If I were trying to convolve two images of the exact same dimensions, x and y. It would all be very straightforward:

 X = FFT(x)

 Y = FFT(y)

 Z = X * Y (term by term multiplication)

 Convolution of x and y = IFFT(Z)

But if X and Y are different lengths, how do I do the multiplication?

One possibility is to pad out y to have the same dimensions as x. But this seems horribly inefficient. Another possibility is to pad out Y to have the same dimensions as X. But I don't know what this means in frequency space.
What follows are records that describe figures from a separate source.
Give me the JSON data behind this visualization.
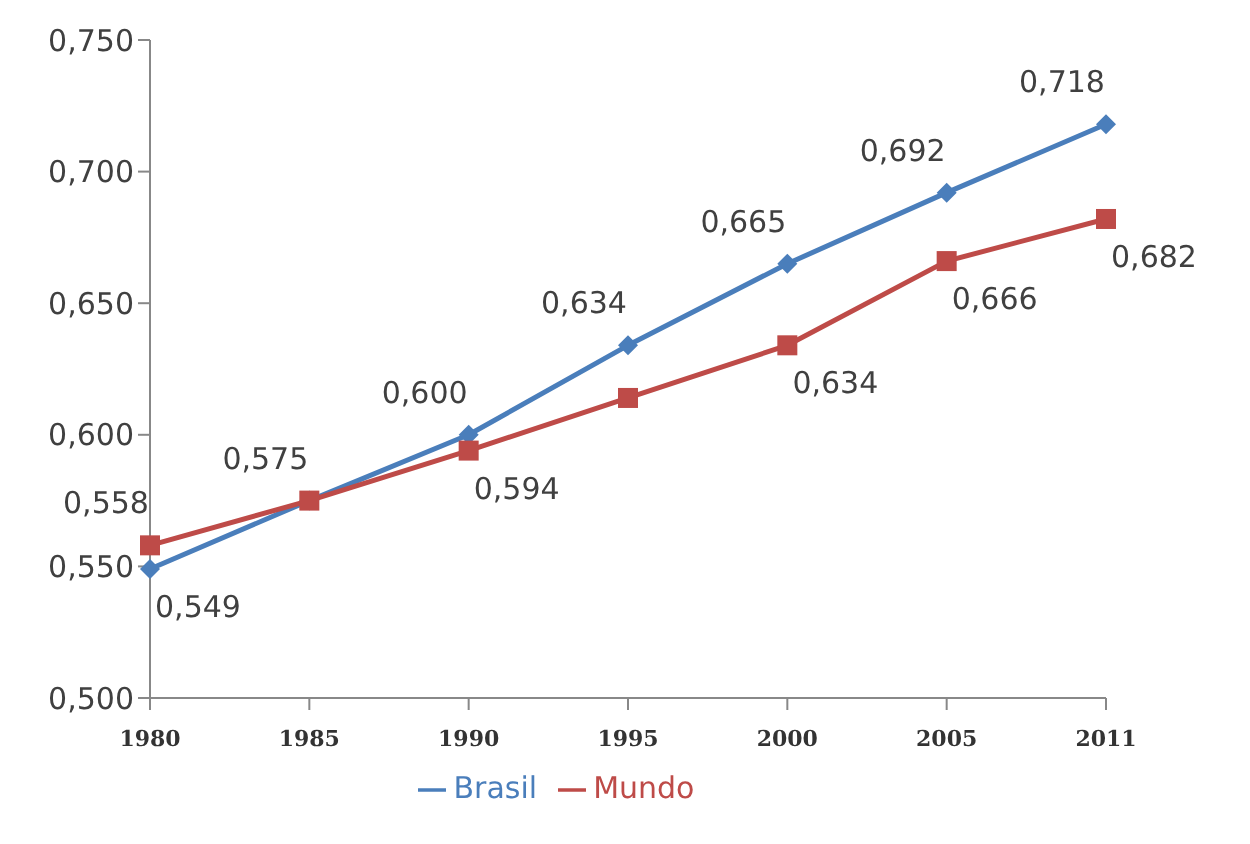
{
  "chart_data": {
    "type": "line",
    "categories": [
      "1980",
      "1985",
      "1990",
      "1995",
      "2000",
      "2005",
      "2011"
    ],
    "series": [
      {
        "name": "Brasil",
        "color": "#4a7ebb",
        "marker": "diamond",
        "values": [
          0.549,
          0.575,
          0.6,
          0.634,
          0.665,
          0.692,
          0.718
        ],
        "value_labels": [
          "0,549",
          "0,575",
          "0,600",
          "0,634",
          "0,665",
          "0,692",
          "0,718"
        ]
      },
      {
        "name": "Mundo",
        "color": "#be4b48",
        "marker": "square",
        "values": [
          0.558,
          0.575,
          0.594,
          0.614,
          0.634,
          0.666,
          0.682
        ],
        "value_labels": [
          "0,558",
          null,
          "0,594",
          null,
          "0,634",
          "0,666",
          "0,682"
        ]
      }
    ],
    "ylim": [
      0.5,
      0.75
    ],
    "yticks": [
      {
        "value": 0.5,
        "label": "0,500"
      },
      {
        "value": 0.55,
        "label": "0,550"
      },
      {
        "value": 0.6,
        "label": "0,600"
      },
      {
        "value": 0.65,
        "label": "0,650"
      },
      {
        "value": 0.7,
        "label": "0,700"
      },
      {
        "value": 0.75,
        "label": "0,750"
      }
    ],
    "grid": false,
    "legend": "bottom",
    "line_style": "solid"
  }
}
Here's another way of asking this question: If I want to convolve two images of very different dimensions using FFTs so I can do multiplication of their spectra (frequency domain representation), how do I do that multiplication?

Thanks,

~Michael.

+3  A: 

Padding the smaller array (the convolution kernel, y in your case) with zeroes to match the input image size (your matrix x) is the standard approach. That would be horribly inefficient if you were doing the convolution in the spatial domain, but if you're multiplying the FFTs, it's necessary, and the cost of computing the FFT of the padded array isn't too bad.

Jim Lewis
+1 (awhile ago)... it might also be worth mentioning that padding the image can also be useful. Since the FFT assumes a periodic image, the convolution can mix the edges together.
tom10
+3  A: 

You are correct in thinking the two frequency spacings need to be the same. Take a 1D example (I'm using Matlab syntax):

N = 4096;
M = 64;

x = randn(N, 1);
y = hann(M, 'symmetric');

zLinear = conv(x,y);
zCircular = ifft( fft(x) .* fft(y,N) );

disp(max(abs(zLinear(65:4096) - zCircular(65:4096))));

The difference between the two techniques is ~2e-14, so roundoff error. Note that you have to skip the first 64 samples due to the difference between linear and circular convolution.

In the calculation of zCircular, note fft(y,N), which is Matlab syntax for padding out the y signal with zeros up to N before calculating the fft. This might be considered inefficient in memory usage, but compare the speed:

linear convolution: 4096 multiply/adds of 64 each = 262144 multiply/adds

circular convolution: 2 FFTs of 4096 + 1 complex multiply of 2 * 4096 elements + 1 inverse FFT
= 3 * 4096 * log2(4096) + 4096 * 6 = 172032 (assuming 6 operations for the complex multiply)

Basically, the NlogN speed of the FFT, even when you need three of them, beats the N * M convolution operation unless M is very short.

EDIT Add speed estimate for 2D case

It's worth adding that for 2D data the speed advantage is magnified. A 2D FFT takes N * N * log2(N * N) operations, so the 3 FFTs + complex N^2 array multiply for N = 4096 is 1.3e10 operations. But the direct convolution is N^2 * M^2 = 6.9e10 operations, some 50 times slower.